The army’s lack of claws is a reflection of how the British defence budget has been skewed away from the contingencies of a European land war and towards “out of area” expeditionary operations. Two large aircraft carriers have recently come into service, and they need both escorts and a version of the F-35 to fly from them.
The other big drain on the British budget is the modernisation of the nuclear deterrent. Four new Dreadnought ballistic-missile submarines are being built to replace ageing Vanguards at a cost of at least £31 billion. Britain is also expanding its arsenal of Trident missile warheads. It should exceed the nato spending target, but a commitment soon to hit 2.5 per cent has been weakened.
France, too, invests heavily in its nuclear deterrent, but it is unlikely to start replacing its four Triomphant submarines until well into the 2030s. In January, President Emmanuel Macron committed to boosting spending over the seven years from 2024 to €413 billion, a 40 per cent cash increase from the last budget cycle that began in 2019, which should take it above nato’s target.
However, although Mr Macron cited Russia’s aggression in Ukraine as the main reason for there being “no more peace dividend” and encouraging French defence firms to go on a “war economy” footing, Mr Giegerich says that Ukraine will not determine the kind of investments that France is likely to make: “It still looks at the threat environment more in terms of the southern flank and the so-called ‘arc of instability’ than the eastern flank and Russia.”
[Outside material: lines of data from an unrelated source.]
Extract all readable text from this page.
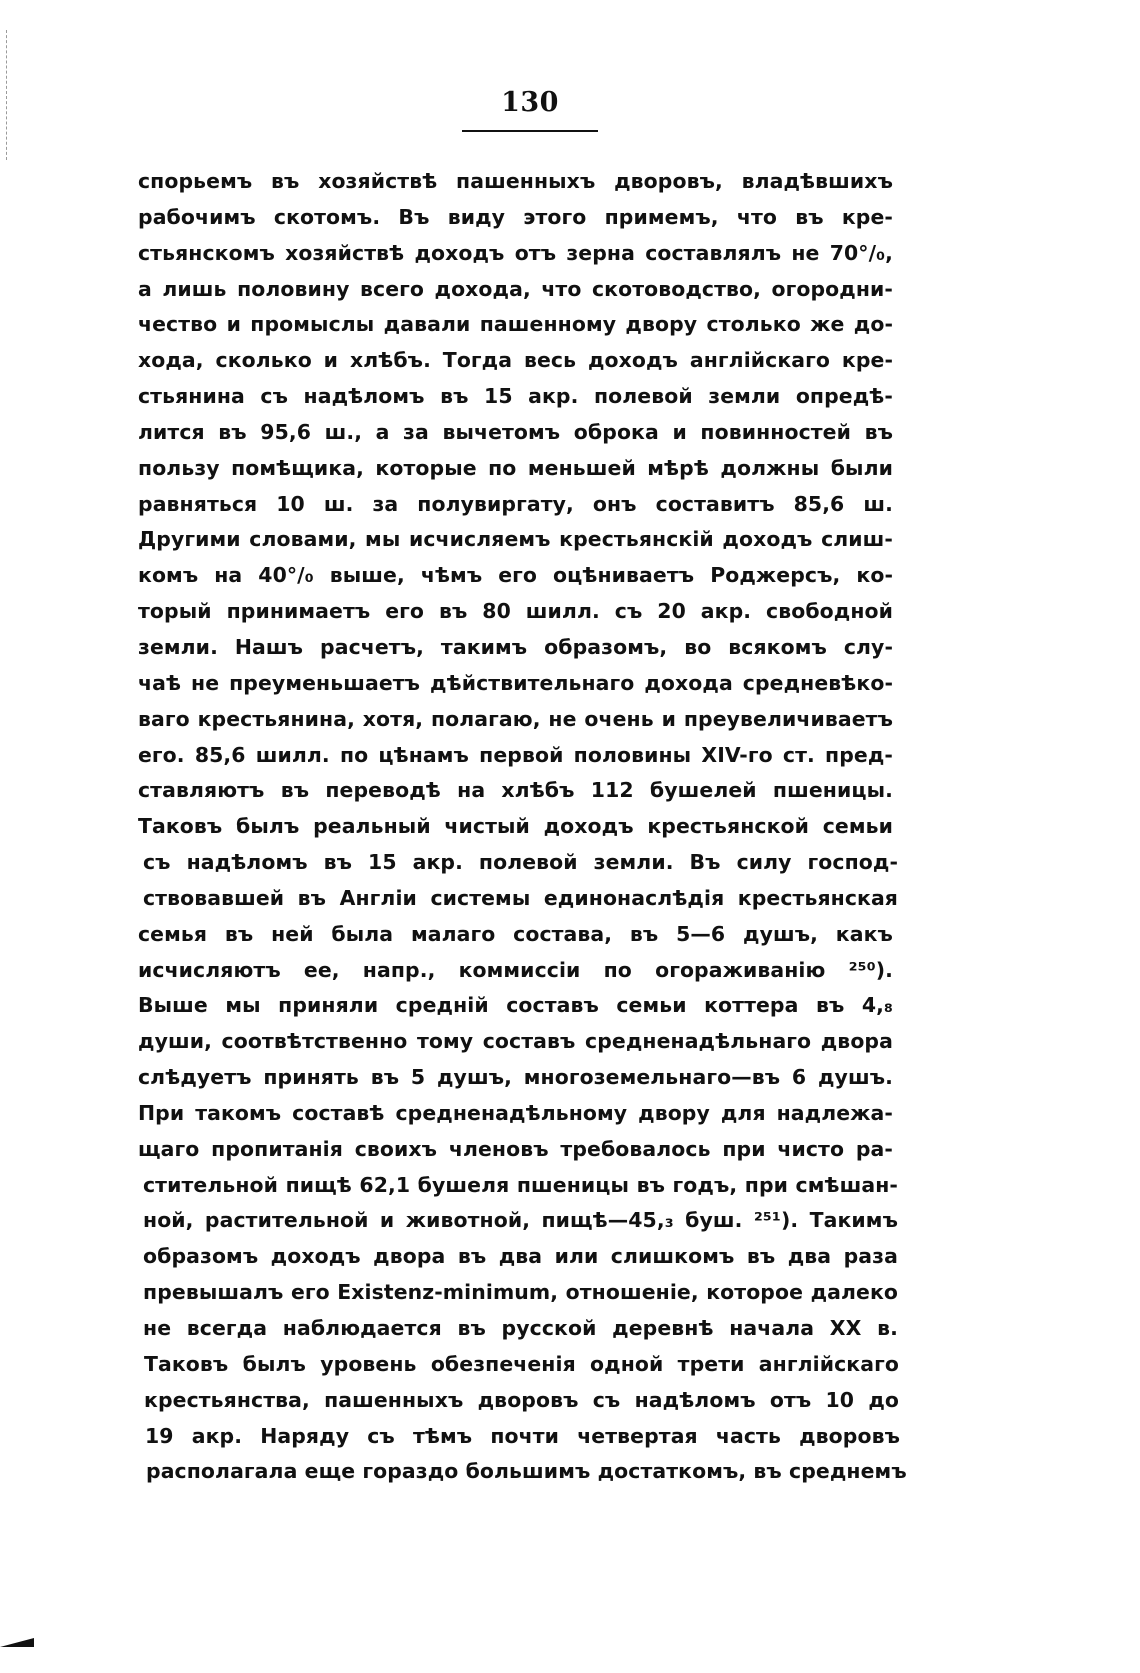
130
спорьемъ въ хозяйствѣ пашенныхъ дворовъ, владѣвшихъ
рабочимъ скотомъ. Въ виду этого примемъ, что въ кре-
стьянскомъ хозяйствѣ доходъ отъ зерна составлялъ не 70°/₀,
а лишь половину всего дохода, что скотоводство, огородни-
чество и промыслы давали пашенному двору столько же до-
хода, сколько и хлѣбъ. Тогда весь доходъ англійскаго кре-
стьянина съ надѣломъ въ 15 акр. полевой земли опредѣ-
лится въ 95,6 ш., а за вычетомъ оброка и повинностей въ
пользу помѣщика, которые по меньшей мѣрѣ должны были
равняться 10 ш. за полувиргату, онъ составитъ 85,6 ш.
Другими словами, мы исчисляемъ крестьянскій доходъ слиш-
комъ на 40°/₀ выше, чѣмъ его оцѣниваетъ Роджерсъ, ко-
торый принимаетъ его въ 80 шилл. съ 20 акр. свободной
земли. Нашъ расчетъ, такимъ образомъ, во всякомъ слу-
чаѣ не преуменьшаетъ дѣйствительнаго дохода средневѣко-
ваго крестьянина, хотя, полагаю, не очень и преувеличиваетъ
его. 85,6 шилл. по цѣнамъ первой половины XIV-го ст. пред-
ставляютъ въ переводѣ на хлѣбъ 112 бушелей пшеницы.
Таковъ былъ реальный чистый доходъ крестьянской семьи
съ надѣломъ въ 15 акр. полевой земли. Въ силу господ-
ствовавшей въ Англіи системы единонаслѣдія крестьянская
семья въ ней была малаго состава, въ 5—6 душъ, какъ
исчисляютъ ее, напр., коммиссіи по огораживанію ²⁵⁰).
Выше мы приняли среднiй составъ семьи коттера въ 4,₈
души, соотвѣтственно тому составъ средненадѣльнаго двора
слѣдуетъ принять въ 5 душъ, многоземельнаго—въ 6 душъ.
При такомъ составѣ средненадѣльному двору для надлежа-
щаго пропитанія своихъ членовъ требовалось при чисто ра-
стительной пищѣ 62,1 бушеля пшеницы въ годъ, при смѣшан-
ной, растительной и животной, пищѣ—45,₃ буш. ²⁵¹). Такимъ
образомъ доходъ двора въ два или слишкомъ въ два раза
превышалъ его Existenz-minimum, отношеніе, которое далеко
не всегда наблюдается въ русской деревнѣ начала XX в.
Таковъ былъ уровень обезпеченія одной трети англійскаго
крестьянства, пашенныхъ дворовъ съ надѣломъ отъ 10 до
19 акр. Наряду съ тѣмъ почти четвертая часть дворовъ
располагала еще гораздо большимъ достаткомъ, въ среднемъ
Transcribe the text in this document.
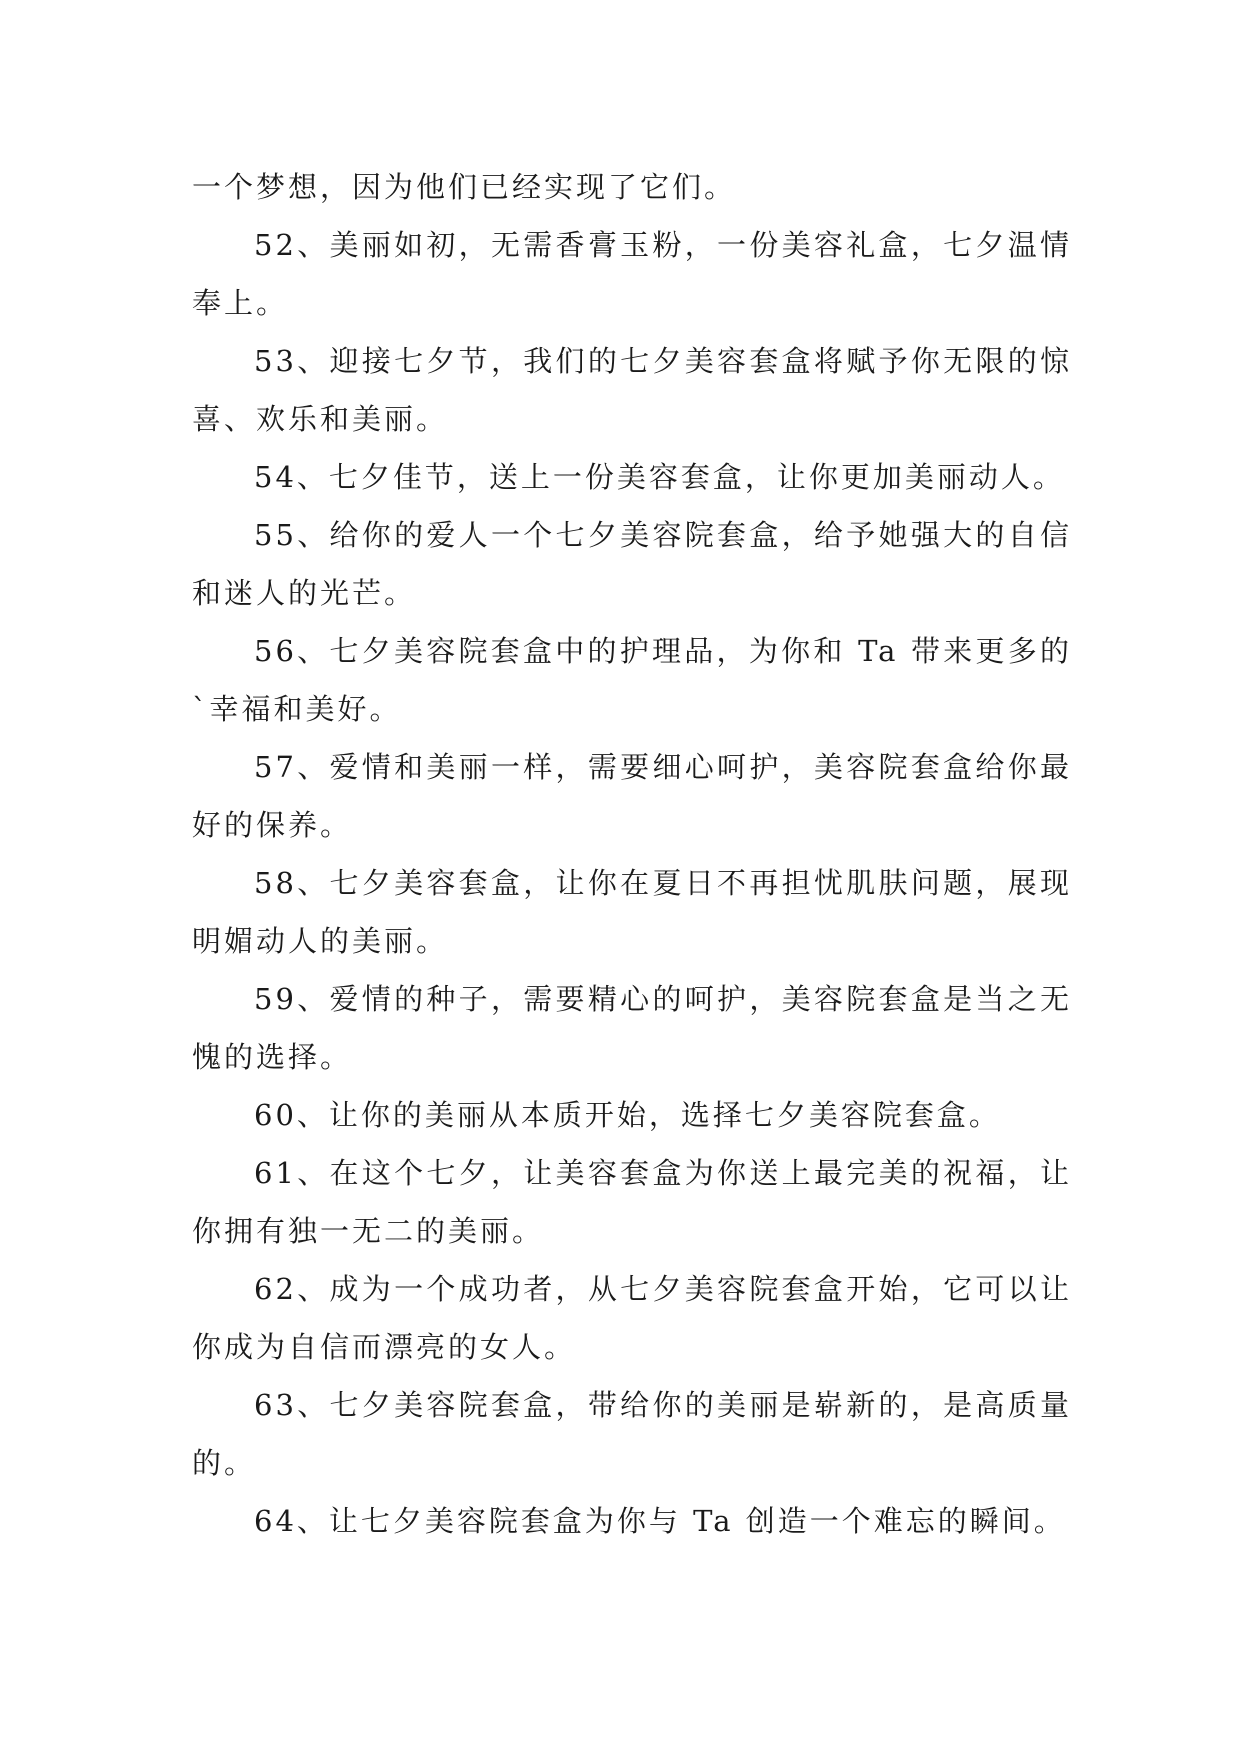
一个梦想，因为他们已经实现了它们。

52、美丽如初，无需香膏玉粉，一份美容礼盒，七夕温情奉上。

53、迎接七夕节，我们的七夕美容套盒将赋予你无限的惊喜、欢乐和美丽。

54、七夕佳节，送上一份美容套盒，让你更加美丽动人。

55、给你的爱人一个七夕美容院套盒，给予她强大的自信和迷人的光芒。

56、七夕美容院套盒中的护理品，为你和 Ta 带来更多的`幸福和美好。

57、爱情和美丽一样，需要细心呵护，美容院套盒给你最好的保养。

58、七夕美容套盒，让你在夏日不再担忧肌肤问题，展现明媚动人的美丽。

59、爱情的种子，需要精心的呵护，美容院套盒是当之无愧的选择。

60、让你的美丽从本质开始，选择七夕美容院套盒。

61、在这个七夕，让美容套盒为你送上最完美的祝福，让你拥有独一无二的美丽。

62、成为一个成功者，从七夕美容院套盒开始，它可以让你成为自信而漂亮的女人。

63、七夕美容院套盒，带给你的美丽是崭新的，是高质量的。

64、让七夕美容院套盒为你与 Ta 创造一个难忘的瞬间。
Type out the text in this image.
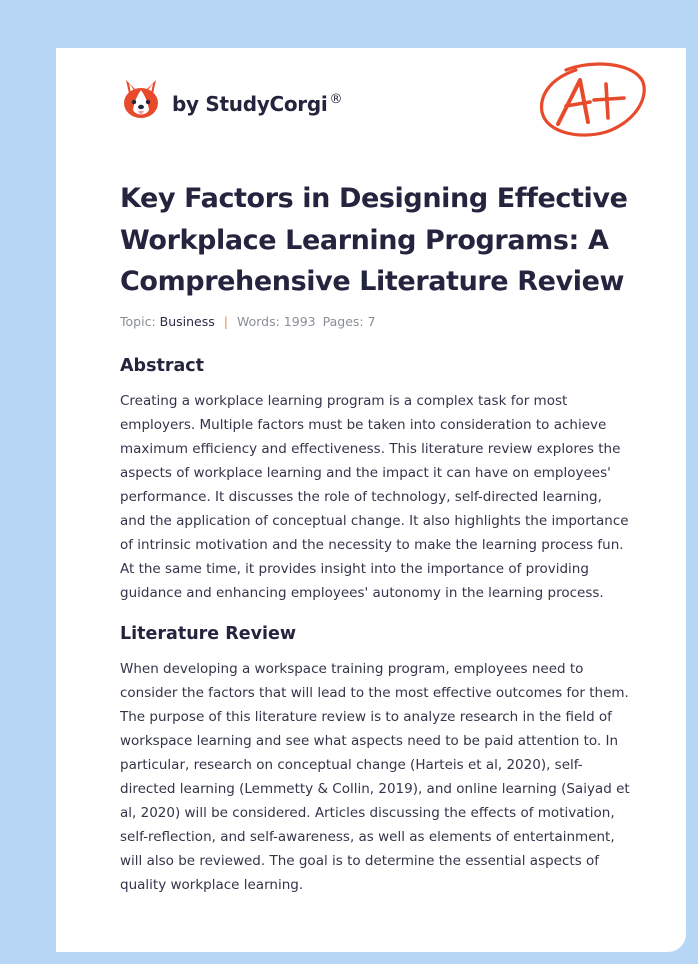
by StudyCorgi ®
Key Factors in Designing Effective Workplace Learning Programs: A Comprehensive Literature Review
Topic: Business | Words: 1993 Pages: 7
Abstract

Creating a workplace learning program is a complex task for most employers. Multiple factors must be taken into consideration to achieve maximum efficiency and effectiveness. This literature review explores the aspects of workplace learning and the impact it can have on employees' performance. It discusses the role of technology, self-directed learning, and the application of conceptual change. It also highlights the importance of intrinsic motivation and the necessity to make the learning process fun. At the same time, it provides insight into the importance of providing guidance and enhancing employees' autonomy in the learning process.

Literature Review

When developing a workspace training program, employees need to consider the factors that will lead to the most effective outcomes for them. The purpose of this literature review is to analyze research in the field of workspace learning and see what aspects need to be paid attention to. In particular, research on conceptual change (Harteis et al, 2020), self-directed learning (Lemmetty & Collin, 2019), and online learning (Saiyad et al, 2020) will be considered. Articles discussing the effects of motivation, self-reflection, and self-awareness, as well as elements of entertainment, will also be reviewed. The goal is to determine the essential aspects of quality workplace learning.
No spending increases seem likely for Italy under the new right-wing government of Giorgia Meloni. Despite earlier promises to get to 2 per cent of gdp by 2028, Italy will come in at just below 1.5 per cent for this year according to Francesco Vignarca, a military-budget analyst. It is reasonable to assume that it will just maintain spending at current levels, especially as by far Italy’s biggest security concern is irregular migration and turbulence in its near-abroad.
The contrast with Poland could not be starker. The equally right-wing government of Mateusz Morawiecki is aiming to spend 4 per cent of gdp this year. No country in Europe, not even the three Baltic states of Estonia, Latvia and Lithuania all of whom are pledged to up their military spending to 3 per cent of gdp, has felt more threatened by Mr Putin’s aggression. Despite their membership of nato, ordinary Poles believe that if he prevails in Ukraine, they will be next. Polish analysts also fear that Russia is capable of reconstituting its land forces within just a few years.
So Poland’s shopping list is huge: $10 billion for 18 HIMARS rocket launchers; $4.6 billion for F-35 jets, plus 96 Apache helicopters, 250 Abrams tanks for $4.9 billion, six more Patriot air-defence batteries, and much else. Poland is also planning to double the size of its army to 300,000 within the next 12 years with the aim of being able to field as many as six well-equipped divisions, making it probably the strongest land force in Europe. Quite how Poland will pay for all this muscle is less clear. A recent government bond sale had to be pulled. But Poland is in no doubt about what has to be done to keep its people safe. Other Europeans, the Poles would argue, are only slowly catching up.
Russia’s invasion of Ukraine has given Europe a collective shock. nato has renewed energy and purpose. Across the continent, defence budgets are starting to rise. But the test will be how long the sense of urgency, and the willingness to do something about it, endure.